I didn’t know how to tackle the topic of what was wrong and so I decided to just do whatever came naturally to me without overthinking. I walked towards her and dropped to my knees at the side of her, laying my head against her thigh. I looked up and saw liquid silver swimming with burden before her hand left her own hair and buried in mine, scratching at my scalp.
“I know something is wrong,” I began slowly, closing my eyes at the feel of her fingers running against my scalp. “You don’t have to tell me. But I’ve missed you today,” I told her honestly.
“We’ve spent most of the day together.” She replied with slight humour in her tone.
“Maybe, but your mind has been elsewhere, and you’ve barely touched me. What poor excuse for a marking was that this morning?” I asked her, huffing in frustration, and opened my eyes when I heard her laughing above me.
“You weren’t pleased with your marking?” she asked teasingly.
“No!” I said maybe a little too bratty. “For all I know I don’t even smell like yours.” And I would have blushed at how outraged I sounded if I didn’t realise how much it truly bothered me. I liked knowing that her scent was on me. It made me feel safe, and I felt like I had been denied something important, and maybe a little part of me was outraged.

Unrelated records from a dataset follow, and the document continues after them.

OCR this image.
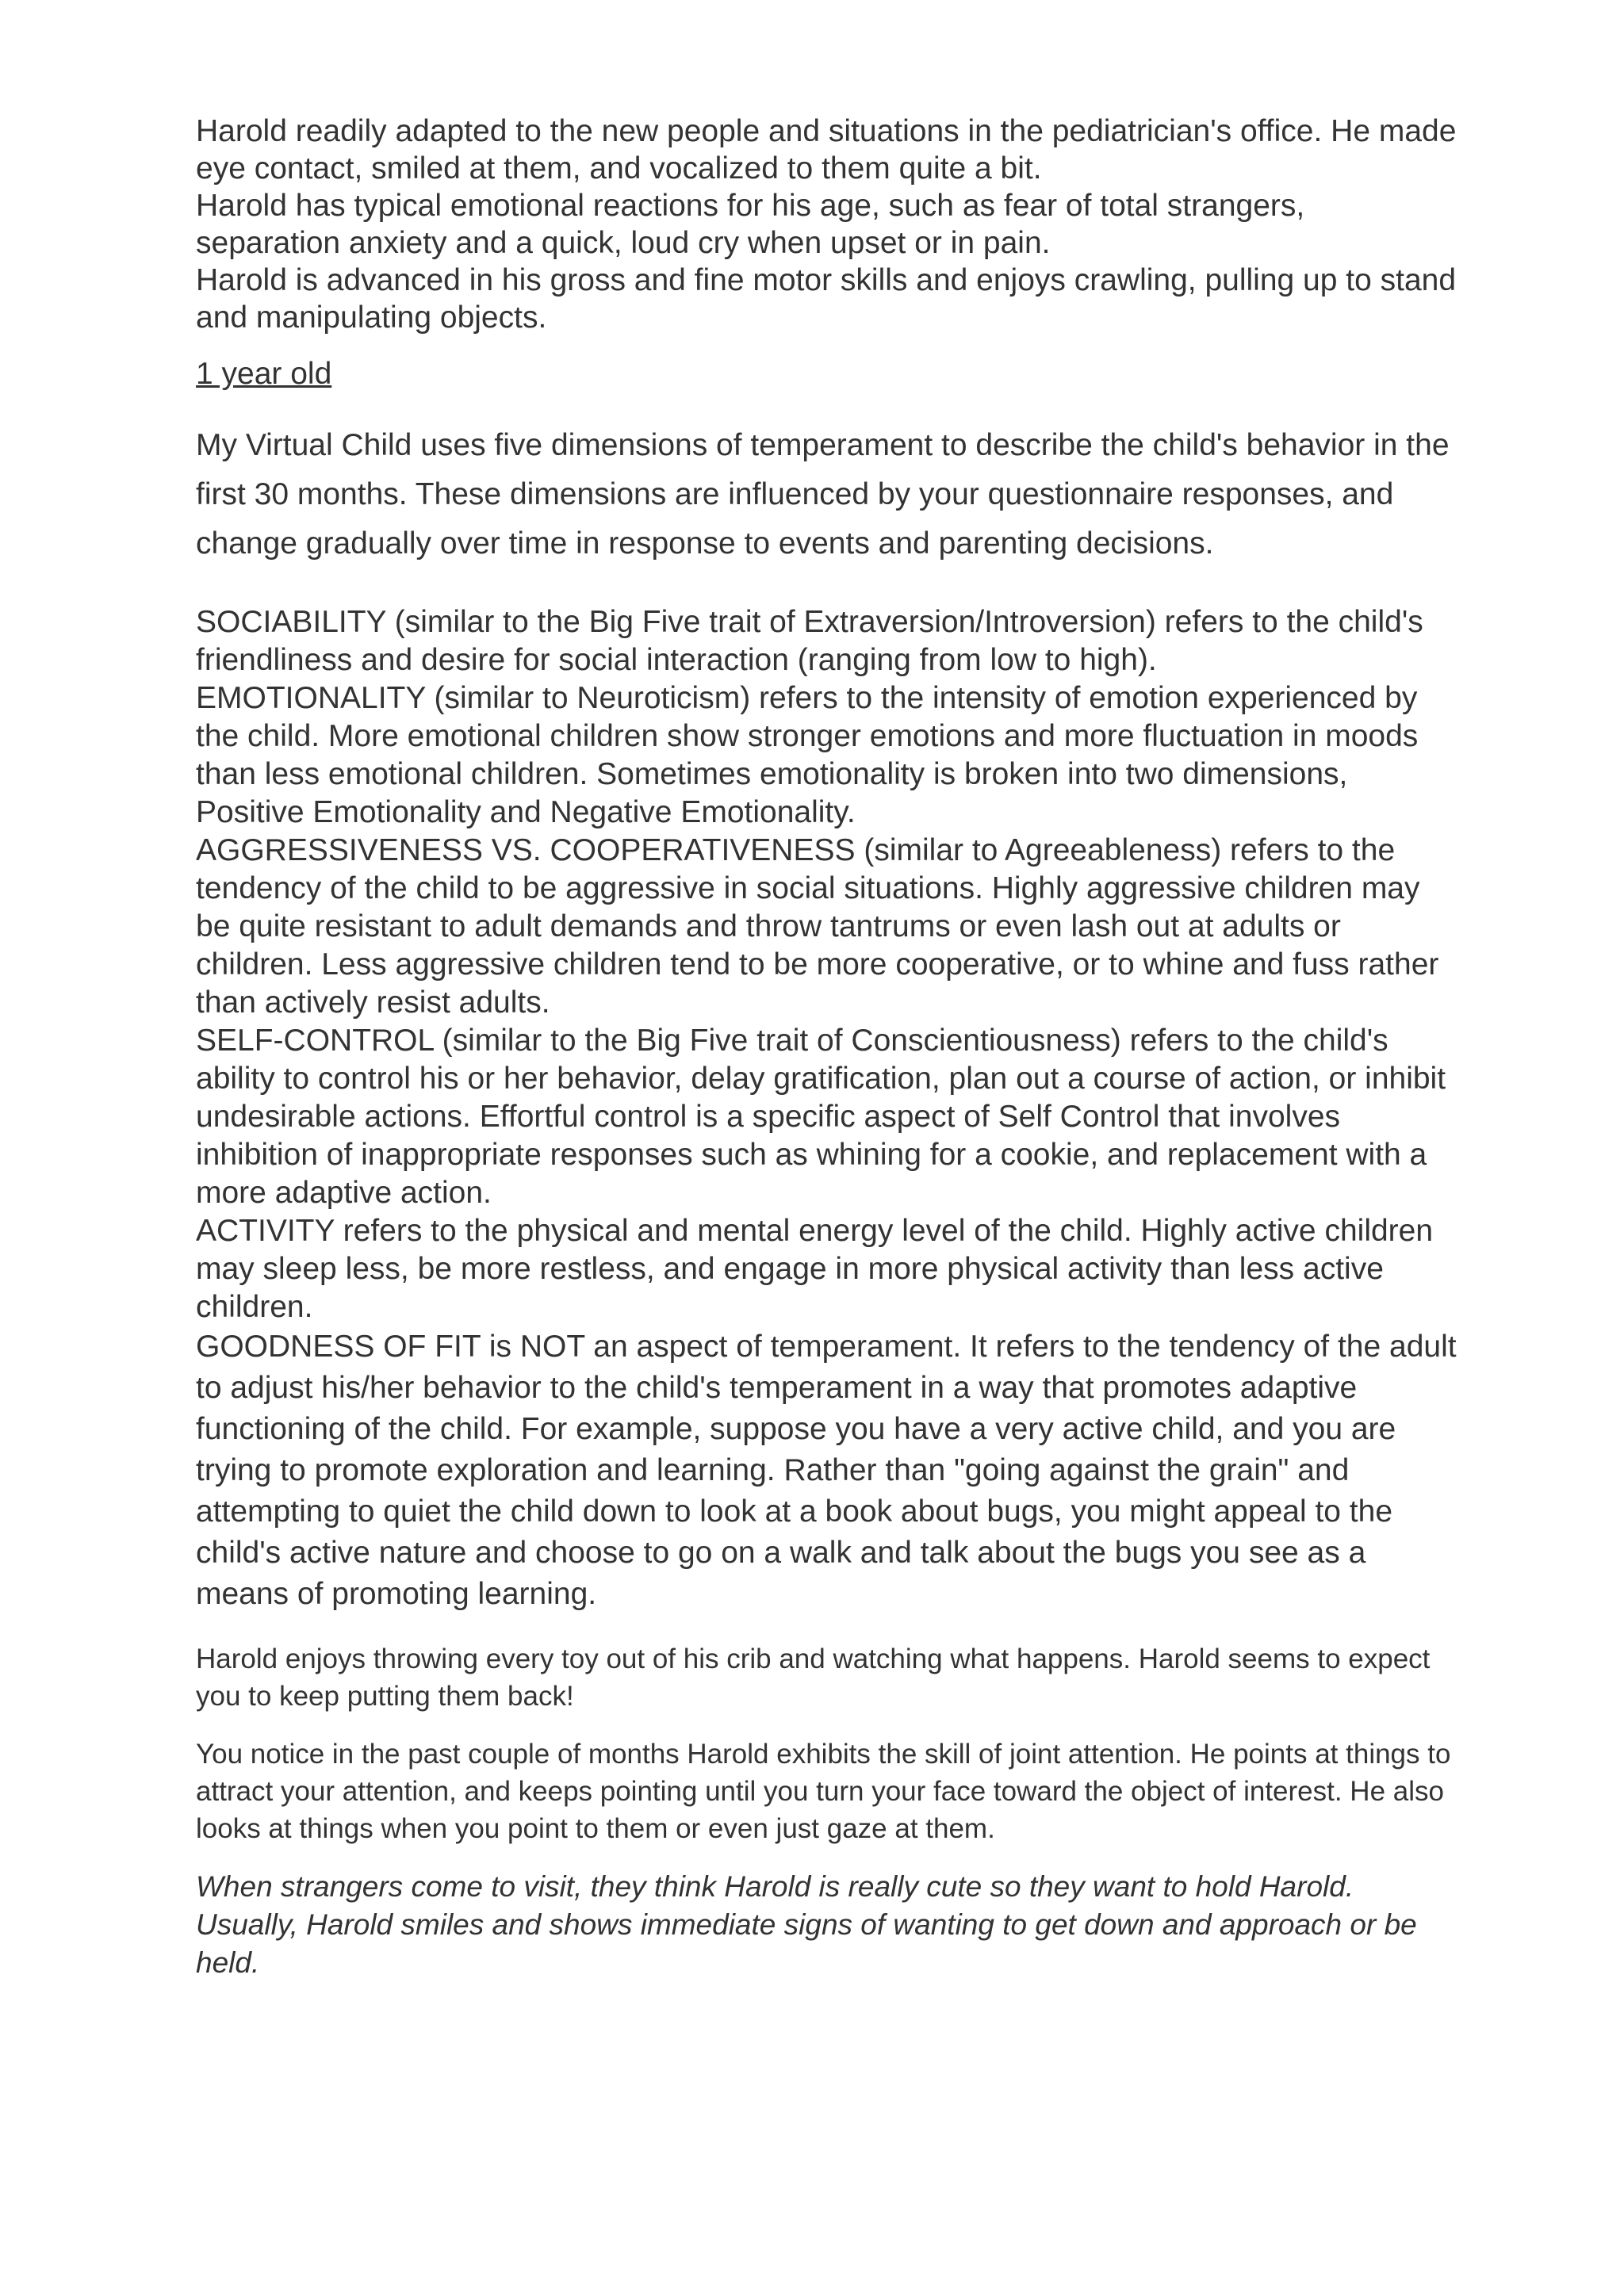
Harold readily adapted to the new people and situations in the pediatrician's office. He made eye contact, smiled at them, and vocalized to them quite a bit.
Harold has typical emotional reactions for his age, such as fear of total strangers, separation anxiety and a quick, loud cry when upset or in pain.
Harold is advanced in his gross and fine motor skills and enjoys crawling, pulling up to stand and manipulating objects.

1 year old

My Virtual Child uses five dimensions of temperament to describe the child's behavior in the first 30 months. These dimensions are influenced by your questionnaire responses, and change gradually over time in response to events and parenting decisions.

SOCIABILITY (similar to the Big Five trait of Extraversion/Introversion) refers to the child's friendliness and desire for social interaction (ranging from low to high).
EMOTIONALITY (similar to Neuroticism) refers to the intensity of emotion experienced by the child. More emotional children show stronger emotions and more fluctuation in moods than less emotional children. Sometimes emotionality is broken into two dimensions, Positive Emotionality and Negative Emotionality.
AGGRESSIVENESS VS. COOPERATIVENESS (similar to Agreeableness) refers to the tendency of the child to be aggressive in social situations. Highly aggressive children may be quite resistant to adult demands and throw tantrums or even lash out at adults or children. Less aggressive children tend to be more cooperative, or to whine and fuss rather than actively resist adults.
SELF-CONTROL (similar to the Big Five trait of Conscientiousness) refers to the child's ability to control his or her behavior, delay gratification, plan out a course of action, or inhibit undesirable actions. Effortful control is a specific aspect of Self Control that involves inhibition of inappropriate responses such as whining for a cookie, and replacement with a more adaptive action.
ACTIVITY refers to the physical and mental energy level of the child. Highly active children may sleep less, be more restless, and engage in more physical activity than less active children.

GOODNESS OF FIT is NOT an aspect of temperament. It refers to the tendency of the adult to adjust his/her behavior to the child's temperament in a way that promotes adaptive functioning of the child. For example, suppose you have a very active child, and you are trying to promote exploration and learning. Rather than "going against the grain" and attempting to quiet the child down to look at a book about bugs, you might appeal to the child's active nature and choose to go on a walk and talk about the bugs you see as a means of promoting learning.

Harold enjoys throwing every toy out of his crib and watching what happens. Harold seems to expect you to keep putting them back!

You notice in the past couple of months Harold exhibits the skill of joint attention. He points at things to attract your attention, and keeps pointing until you turn your face toward the object of interest. He also looks at things when you point to them or even just gaze at them.

When strangers come to visit, they think Harold is really cute so they want to hold Harold. Usually, Harold smiles and shows immediate signs of wanting to get down and approach or be held.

The fingers running through my hair stilled and gripped my hair tightly, her steely eyes held mine. “You’re mine and everyone knows it,” she told me confidently.
“How can you be sure if you don’t mark me properly?” I asked still a little perturbed but the fire dying in my words as her eyes flashed brightly and she growled low at mychallenge.
“I think you’re trying to make me mark you,” she said, her hand in my hair pulling my head back away from her leg to look at her.
“And what if I am? You didn’t do a good enough job this morning,” I whispered, having no idea where I was getting the courage to be so cheeky. All I knew was that I wanted her mark, and I was upset and neglected and even if she didn’t want me, I still wanted her. None of it was fair, and somehow that awful mixture of injustice and need resulted in my mouth running away without any common sense.
“Careful, pet, you do not make demands of me,” she warned, a grin tugging at her lips; the first genuine smile of the day. And although a little voice in the back of my head told me to stop, told me not to push the Princess, that smile was louder. It was like a siren call to a part of me I was unfamiliar with. And so, I pushed.
“Why, what are you going to do? Whatever you do will probably be half-assed and pointless like your attempt at marking me this morning.”
I quickly and silently prayed for Poseidon to save me when the Princess glared at me, and her top lip lifted in a snarl to reveal her fangs in the process of extending. I was doomed and worryingly a little giddy at the reaction I had gotten.
“I think you need a reminder of who is in control here.” She hissed pulling me towards her by the fist in my hair forcing me up, my hands bracing on her thigh.
She leaned forward her lips at my ear. “Do you want me to mark you, pet?” she spoke quietly, a growl rumbling in her chest.
“That’s what I’ve been saying,” I said unable to quell the excited defiance that had burst to life.
“Be careful what you ask for,” she warned and licked the shell of my ear. Heat rose up my neck instantly at her touch and I gasped.
She continued to pull me towards her until I was forced to straddle her. Her teeth had found my neck her hand leaving my hair so she could tear my sweater at the collar and down the shoulder for better access. She was in no way gentle and each painful bite that would surely be enough to bruise but not break the skin seemed to send a jolt of pleasure directly to my core.